Figure 2. The SMART Container from ODIN is deployable in less than 60 seconds inside any ISO standard shipping container. (ODIN TECHNOLOGOES)
Julien Bradley, director of business development at Ahura Scientific, says dosage form authentication is as important as authentication of a product's packaging. "For many years, pharmaceutical companies focused on making their packaging more difficult to imitate and separately worked with law enforcement to catch and prosecute counterfeiters," he says. "With the introduction of TruScan, many of Ahura Scientific's customers are seeing the value in authenticating not just the packaging, but the dosage form of a product itself—which is what really matters, given that patients don't consume the packaging."

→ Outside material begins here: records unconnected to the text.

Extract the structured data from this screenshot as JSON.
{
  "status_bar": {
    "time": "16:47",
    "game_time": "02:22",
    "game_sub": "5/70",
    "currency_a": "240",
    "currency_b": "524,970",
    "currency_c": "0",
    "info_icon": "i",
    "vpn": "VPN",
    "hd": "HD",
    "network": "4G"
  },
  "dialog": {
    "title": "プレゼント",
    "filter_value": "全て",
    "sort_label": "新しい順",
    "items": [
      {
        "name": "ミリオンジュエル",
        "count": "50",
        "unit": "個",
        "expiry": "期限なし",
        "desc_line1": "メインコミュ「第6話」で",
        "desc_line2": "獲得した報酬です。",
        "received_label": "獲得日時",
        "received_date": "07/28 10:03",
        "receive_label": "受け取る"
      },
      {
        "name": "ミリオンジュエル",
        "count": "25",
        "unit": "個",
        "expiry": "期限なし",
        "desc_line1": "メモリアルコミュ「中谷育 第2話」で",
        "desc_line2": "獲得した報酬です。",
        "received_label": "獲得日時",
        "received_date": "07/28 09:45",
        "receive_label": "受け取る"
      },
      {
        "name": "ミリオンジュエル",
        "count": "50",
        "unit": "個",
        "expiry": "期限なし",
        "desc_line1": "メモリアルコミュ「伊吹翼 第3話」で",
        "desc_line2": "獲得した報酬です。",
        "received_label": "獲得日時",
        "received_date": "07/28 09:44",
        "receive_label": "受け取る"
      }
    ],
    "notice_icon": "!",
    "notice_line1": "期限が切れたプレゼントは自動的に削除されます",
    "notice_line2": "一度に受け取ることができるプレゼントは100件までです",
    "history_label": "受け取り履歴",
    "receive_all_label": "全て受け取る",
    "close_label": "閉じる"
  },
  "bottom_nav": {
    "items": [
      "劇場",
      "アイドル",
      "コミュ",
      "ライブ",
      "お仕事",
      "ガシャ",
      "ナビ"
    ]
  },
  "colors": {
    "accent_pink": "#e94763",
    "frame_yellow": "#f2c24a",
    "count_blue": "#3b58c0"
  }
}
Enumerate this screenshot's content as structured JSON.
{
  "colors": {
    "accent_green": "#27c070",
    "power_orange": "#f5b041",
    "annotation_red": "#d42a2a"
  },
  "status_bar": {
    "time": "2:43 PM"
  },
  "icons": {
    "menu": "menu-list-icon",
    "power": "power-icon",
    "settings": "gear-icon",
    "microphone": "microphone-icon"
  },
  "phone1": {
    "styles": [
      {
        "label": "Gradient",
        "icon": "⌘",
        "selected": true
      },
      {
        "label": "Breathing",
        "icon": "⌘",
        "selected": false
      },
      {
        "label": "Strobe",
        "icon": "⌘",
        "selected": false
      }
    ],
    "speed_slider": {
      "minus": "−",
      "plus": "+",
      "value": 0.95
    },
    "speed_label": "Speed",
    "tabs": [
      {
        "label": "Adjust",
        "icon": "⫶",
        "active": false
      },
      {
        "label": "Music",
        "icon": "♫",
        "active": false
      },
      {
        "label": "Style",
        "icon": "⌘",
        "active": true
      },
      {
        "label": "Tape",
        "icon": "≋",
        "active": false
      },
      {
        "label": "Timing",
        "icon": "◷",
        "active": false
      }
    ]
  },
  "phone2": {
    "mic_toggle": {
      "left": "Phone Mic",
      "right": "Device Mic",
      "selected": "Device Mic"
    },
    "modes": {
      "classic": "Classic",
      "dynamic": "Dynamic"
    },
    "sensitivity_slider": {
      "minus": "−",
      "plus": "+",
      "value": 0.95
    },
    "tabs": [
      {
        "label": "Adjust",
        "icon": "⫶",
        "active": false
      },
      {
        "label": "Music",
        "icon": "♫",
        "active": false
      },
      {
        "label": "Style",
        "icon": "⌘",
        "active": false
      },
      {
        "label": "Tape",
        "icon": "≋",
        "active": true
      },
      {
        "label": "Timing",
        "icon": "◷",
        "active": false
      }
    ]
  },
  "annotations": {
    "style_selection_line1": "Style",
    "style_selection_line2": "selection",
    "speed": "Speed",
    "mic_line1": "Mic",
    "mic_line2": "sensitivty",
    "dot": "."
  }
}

Launched in April 2009, the SMART Container from ODIN Technologies (Ashburn, VA) offers a new level of visibility in the supply chain. A shipping container can not only be tracked in-transit, but the automated system also provides information about the contents of the container. The system combines passive RFID to monitor an item's presence and placement inside a container with sensor technologies to determine environmental state. The system can detect if the container is opened and something removed, and can transmit that information to any enterprise resource planning system via satellite, cellular, and active RFID. The company also provides a web-based service that allows for real-time monitoring of containers.

The SMART Container system consists of a reader, a power source, an antenna array, and an Internet communication device all self-contained in a unit smaller than a typical airplane carry-on. Installation of the system is fast—the magnetic components make it deployable in less than 60 seconds inside any ISO standard shipping container, with no pieces outside the container that can be tampered with.

"Pharmaceutical companies tell us that the biggest problem is the loss of visibility in the supply chain, and the biggest challenge is going from one controlled facility to the next controlled facility," says Patrick J. Sweeney II, founder of ODIN. "The SMART Container is like having two security guards inside the container at all times."